When the daytime heat and humidity in July and August become a daily topic of conversation, people occasionally ask me what summer is like where I come from. Since I spent my youngest years in Mississippi, I usually reply that a common phrase applied: “It’s a hundred degrees in the shade.” Of course that’s a hundred degrees Fahrenheit.

What this means is that, even in the shade, it is 38 degrees Celsius, and in the direct sunshine it is several degrees hotter, because of the direct sunlight. Add to that the same kind of humidity that Japan suffers from.

So, what do you do? You find a shady spot and enjoy a watermelon—one of the great gifts of nature.

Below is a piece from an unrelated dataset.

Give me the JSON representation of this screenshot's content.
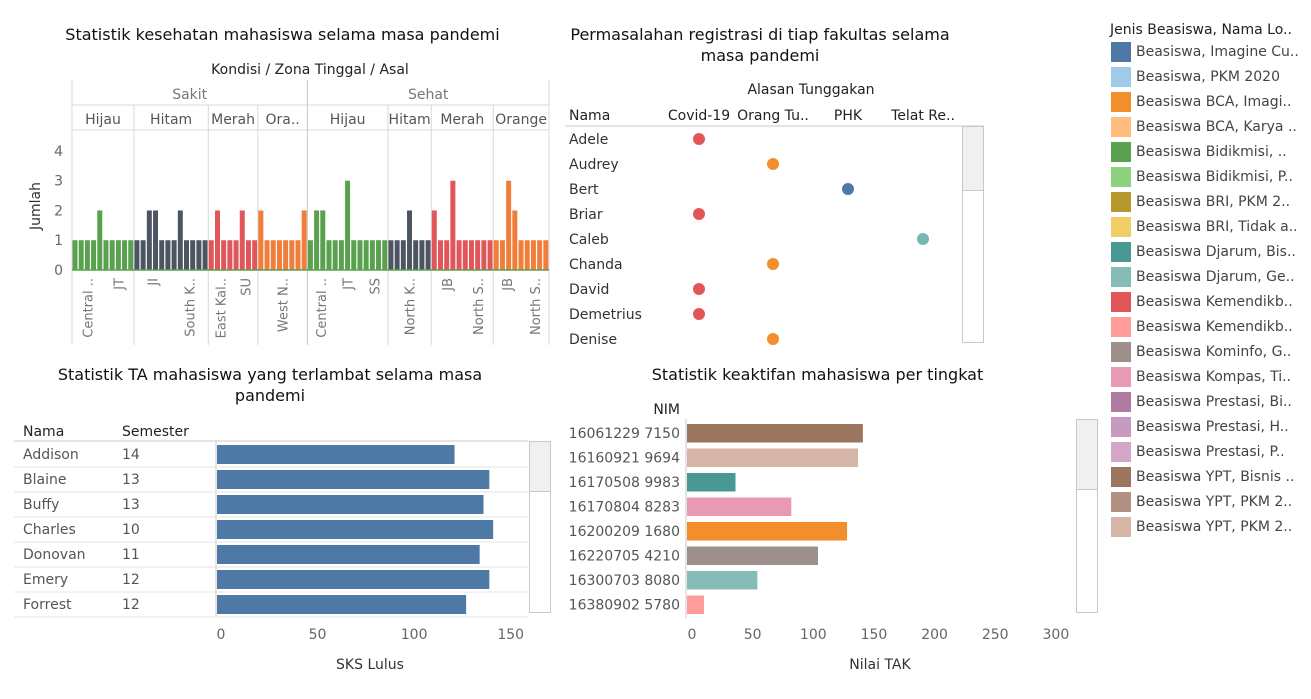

My memories of Mississippi’s summer heat include riding along a two-lane road in the countryside looking for a farmer’s pickup truck loaded with light green watermelons. They were all the same price, so we always chose the biggest.

We would take it home, sit on our house steps with a friend or two, each with a long slice of melon. Eating was a great way to beat the heat, and it always involved a competition: to see who could spit melon seeds the furthest. The winner of the day enjoyed bragging rights.

I have given up the seed-spitting part, but not the eating part. And Japan’s best watermelons may come from Obanazawa. They are almost perfectly round, with stripped patterns, and absolutely delicious.

And there is no better place to buy them than a farmer’s shed in Obanazawa. Straight from the field and very reasonably priced.